One year on, it’s time for us to be accountable to you for how we’ve lived into these commitments. Here are 33 things we’ve done at Vancouver Foundation to become more equitable and inclusive.
Most of these ideas are not original to us. They have come to us through community consultations with marginalized groups, from Indigenous and racialized youth, from our peers in the philanthropic sector, and many more in our communities.
By showing you what we are doing, we hope to encourage others in philanthropy to continue their own learning journeys, knowing that we are doing it together.
At the same time, change can feel difficult and uncertain – even when it’s progress. For people and organizations that have started a fund here, we remain committed to helping you achieve your philanthropic goals. You can always reach out to talk to us: firstname.lastname@example.org.
Granting & Community Initiatives
Our grant programs account for about $20 million each year going out into community. We're building relationships with Black, Indigenous, and racialized communities so that we can support marginalized groups through philanthropy that is based on trust. Here is what we’ve done to deepen relationships with Black, Indigenous and racialized people and organizations:
1. We focused on funding organizations led by Black, Indigenous, and racialized leaders in two main ways: one was offering operational grants through LEVEL BIPOC Grants (BIPOC stands for Black, Indigenous, People of Colour), and the other was through developing granting rubrics to prioritize organizations that both served and were led by BIPOC communities.

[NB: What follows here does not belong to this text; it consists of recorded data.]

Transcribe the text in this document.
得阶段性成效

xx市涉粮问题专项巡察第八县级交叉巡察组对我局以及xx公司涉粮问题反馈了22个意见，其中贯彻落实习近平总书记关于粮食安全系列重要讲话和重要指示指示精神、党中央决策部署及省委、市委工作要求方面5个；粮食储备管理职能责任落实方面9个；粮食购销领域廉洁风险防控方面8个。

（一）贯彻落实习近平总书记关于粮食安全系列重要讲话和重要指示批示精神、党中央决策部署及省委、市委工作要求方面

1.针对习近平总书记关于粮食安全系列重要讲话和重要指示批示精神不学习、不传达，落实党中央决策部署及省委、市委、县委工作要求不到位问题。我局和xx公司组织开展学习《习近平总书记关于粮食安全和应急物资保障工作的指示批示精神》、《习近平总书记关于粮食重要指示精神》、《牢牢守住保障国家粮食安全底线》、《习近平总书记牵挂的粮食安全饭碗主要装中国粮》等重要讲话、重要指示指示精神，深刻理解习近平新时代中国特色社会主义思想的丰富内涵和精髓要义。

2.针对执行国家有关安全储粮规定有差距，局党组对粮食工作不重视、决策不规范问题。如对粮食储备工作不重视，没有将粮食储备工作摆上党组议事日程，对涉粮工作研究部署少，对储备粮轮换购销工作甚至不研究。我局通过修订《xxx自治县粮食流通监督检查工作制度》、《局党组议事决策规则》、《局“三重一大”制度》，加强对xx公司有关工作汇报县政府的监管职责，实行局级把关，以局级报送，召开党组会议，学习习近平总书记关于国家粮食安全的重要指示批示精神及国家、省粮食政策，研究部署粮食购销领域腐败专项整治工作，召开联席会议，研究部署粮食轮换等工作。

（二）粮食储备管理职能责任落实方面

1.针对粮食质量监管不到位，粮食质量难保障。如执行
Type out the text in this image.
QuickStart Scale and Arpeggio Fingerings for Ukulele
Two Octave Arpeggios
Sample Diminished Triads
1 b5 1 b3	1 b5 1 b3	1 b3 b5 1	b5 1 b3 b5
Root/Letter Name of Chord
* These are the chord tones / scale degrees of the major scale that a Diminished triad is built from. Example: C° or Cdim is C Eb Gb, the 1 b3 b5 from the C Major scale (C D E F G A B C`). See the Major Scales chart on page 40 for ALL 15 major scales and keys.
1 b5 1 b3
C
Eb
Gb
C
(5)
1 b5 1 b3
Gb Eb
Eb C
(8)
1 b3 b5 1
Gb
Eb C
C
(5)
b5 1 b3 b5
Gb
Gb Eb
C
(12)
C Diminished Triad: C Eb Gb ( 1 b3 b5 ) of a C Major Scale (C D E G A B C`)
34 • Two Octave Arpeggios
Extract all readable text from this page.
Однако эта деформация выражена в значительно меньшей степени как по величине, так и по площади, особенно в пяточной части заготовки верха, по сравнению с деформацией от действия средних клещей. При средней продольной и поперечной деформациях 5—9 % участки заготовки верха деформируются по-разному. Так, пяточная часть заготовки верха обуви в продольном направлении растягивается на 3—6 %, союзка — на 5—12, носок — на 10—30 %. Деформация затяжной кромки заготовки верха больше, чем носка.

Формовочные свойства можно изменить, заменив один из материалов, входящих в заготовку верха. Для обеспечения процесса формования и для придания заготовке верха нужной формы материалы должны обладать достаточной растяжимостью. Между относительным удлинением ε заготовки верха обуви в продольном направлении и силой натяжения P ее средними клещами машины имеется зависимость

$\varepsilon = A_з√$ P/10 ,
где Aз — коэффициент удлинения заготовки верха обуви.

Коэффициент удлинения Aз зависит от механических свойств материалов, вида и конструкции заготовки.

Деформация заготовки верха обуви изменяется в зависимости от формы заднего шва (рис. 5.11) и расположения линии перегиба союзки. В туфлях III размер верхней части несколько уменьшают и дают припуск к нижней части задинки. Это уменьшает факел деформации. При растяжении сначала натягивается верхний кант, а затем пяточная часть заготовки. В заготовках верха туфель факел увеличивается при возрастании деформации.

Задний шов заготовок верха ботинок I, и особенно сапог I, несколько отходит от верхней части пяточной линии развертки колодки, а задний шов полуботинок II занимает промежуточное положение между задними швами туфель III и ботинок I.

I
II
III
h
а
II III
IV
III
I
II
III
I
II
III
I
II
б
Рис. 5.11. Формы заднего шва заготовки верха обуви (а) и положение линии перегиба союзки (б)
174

2. In 2021, we granted $3.05 million to Indigenous-led organizations, and almost $1 million to Black-led organizations.
3. We will start to ask our staff, board, and other volunteers to self-identify demographic data about themselves. This will help us understand how well-represented different groups are in our work so that we can improve our accessibility and diversity.
4. The Neighbourhood Small Grants program is building relationships with organizations supporting Indigenous people, LGBTQ communities, people with disabilities, newcomers, and youth so that we can reach more underserved communities. A youth-led Neighbourhood Small Grants will be piloted in certain Metro Vancouver communities later this year.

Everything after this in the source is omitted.